Source code: imrl-hdqn.
Sparse reward problem is learning with little amount of reward from dynamic and complex environments. Learning in this setting requires the agent to explore the environment sufficiently. Several methods have been proposed to deal with this kind of environments, including curiosity-driven and subgoal discovery which means discover simple goals to achieve within the environment.
The first environment is a custom four rooms game environment with a Red goal randomly located in 1 of the 4 rooms. So this is a sparse environment with only one delay reward after a long chain of states and actions. The states and the subgoals will be grid locations, with subgoals as desired locations such as the hallways linking rooms. The agent will have 4 NEWS movements as actions.
The environment has a list of objects, including pickable ones and blocking ones. We can define rewards as some of the available tasks to achieve. For example picking up tools and materials, building and making new objects. This makes the environment a dynamic one with location-changing objects. And also, the task done can be an outcome of sequential tasks, for example pick up the axe and bring it to the tree will transform the tree into sticks, and pick up the hammer and brings it to sticks can transform them into a house. The environment is under development so I couldn’t make the initial numbers of bread and house to 0. In my case, I defined MakeBread, EatBread, BuildHouse, GoToHouse as 4 rewards. I also implemented more functions to converted states and subgoals info from the environment the way I want. So in this case, the states and the subgoals will not be grid locations but the type of objects co-located with the agent. Besides 4 cardinal movement actions, the agent can pickup and drop objects.

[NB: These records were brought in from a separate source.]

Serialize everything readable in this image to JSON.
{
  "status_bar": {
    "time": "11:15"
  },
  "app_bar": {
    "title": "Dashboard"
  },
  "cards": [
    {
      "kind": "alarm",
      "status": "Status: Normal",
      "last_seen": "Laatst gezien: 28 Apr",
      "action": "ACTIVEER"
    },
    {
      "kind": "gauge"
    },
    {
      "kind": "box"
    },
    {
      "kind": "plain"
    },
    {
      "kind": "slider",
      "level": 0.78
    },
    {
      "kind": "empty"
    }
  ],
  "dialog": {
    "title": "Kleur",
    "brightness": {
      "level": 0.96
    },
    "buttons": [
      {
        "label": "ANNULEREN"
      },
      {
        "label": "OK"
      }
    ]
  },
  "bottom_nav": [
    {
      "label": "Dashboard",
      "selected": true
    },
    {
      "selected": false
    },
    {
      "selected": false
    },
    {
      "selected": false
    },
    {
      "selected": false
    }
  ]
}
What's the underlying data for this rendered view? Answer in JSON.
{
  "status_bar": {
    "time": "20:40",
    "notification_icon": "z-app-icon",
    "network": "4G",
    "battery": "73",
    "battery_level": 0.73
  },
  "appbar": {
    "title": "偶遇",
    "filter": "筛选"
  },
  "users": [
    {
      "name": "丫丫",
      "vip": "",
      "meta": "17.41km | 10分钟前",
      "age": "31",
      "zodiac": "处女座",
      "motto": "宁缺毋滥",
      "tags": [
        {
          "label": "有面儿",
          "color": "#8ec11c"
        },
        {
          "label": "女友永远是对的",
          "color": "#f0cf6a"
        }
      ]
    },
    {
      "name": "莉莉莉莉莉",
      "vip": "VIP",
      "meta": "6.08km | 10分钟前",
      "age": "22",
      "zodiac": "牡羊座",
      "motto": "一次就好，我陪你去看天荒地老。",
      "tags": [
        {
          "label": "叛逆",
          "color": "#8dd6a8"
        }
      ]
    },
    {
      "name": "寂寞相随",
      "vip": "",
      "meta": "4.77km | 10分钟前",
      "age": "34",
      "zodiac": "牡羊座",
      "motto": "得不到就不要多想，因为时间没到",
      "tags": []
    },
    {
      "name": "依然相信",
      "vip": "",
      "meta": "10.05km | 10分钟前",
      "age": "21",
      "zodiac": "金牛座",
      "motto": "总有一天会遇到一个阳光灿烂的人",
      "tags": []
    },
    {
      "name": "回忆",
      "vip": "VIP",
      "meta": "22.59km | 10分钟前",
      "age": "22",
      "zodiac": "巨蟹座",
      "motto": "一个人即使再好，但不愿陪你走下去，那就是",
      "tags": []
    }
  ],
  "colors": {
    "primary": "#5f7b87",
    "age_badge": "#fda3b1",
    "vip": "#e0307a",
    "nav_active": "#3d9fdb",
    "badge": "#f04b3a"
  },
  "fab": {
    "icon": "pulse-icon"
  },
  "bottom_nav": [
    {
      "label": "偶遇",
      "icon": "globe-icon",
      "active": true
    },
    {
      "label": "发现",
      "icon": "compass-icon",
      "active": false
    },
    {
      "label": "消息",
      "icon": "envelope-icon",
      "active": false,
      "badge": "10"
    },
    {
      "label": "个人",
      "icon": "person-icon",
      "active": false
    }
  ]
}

The process involves choosing among different courses of action over a broad range of time scales, called temporal abstraction. The authors of the paper proposed an agent with 2 controllers. At each step, the lower controller chooses a one-step “primitive” action, while the meta-controller chooses a “multi-step” subgoal. Subgoal is a state that gives a maximum Q value, could be the state visited frequently in successful trajectories or the state with highest reward.
The notion of intrinsic reward is also introduced. Intrinsic motivation is carried out “for its own sake” without explicit reward from the env. How to compute a ‘good’ intrinsic reward functions is another challenge in RL. Many approaches define intrinsic motivation as curiosity. In our case, it is whether the subgoal is reached. So, in this approach, the agent produces actions and receives observations. Separate deep-Q networks are used inside the meta-controller and controller. The meta-controller looks at the raw states and produces a policy over subgoals, maximizing expected extrinsic reward. The controller takes in pairs of state and subgoal, and produces a policy over primitive actions, maximizing expected intrinsic reward. The internal critic checks if subgoal is reached and provides an appropriate intrinsic reward to the controller. The controller terminates when the episode ends or the subgoal is accomplished. The meta-controller then chooses a new subgoal and the process repeats.
Think of a better definition of states and subgoals, potentially include storing an array of objects reached and sequential actions. Actually, there might be another approach taking into account that it would be impractical to learn every task independently, instead represent trajectories as the sum of the subtasks within them.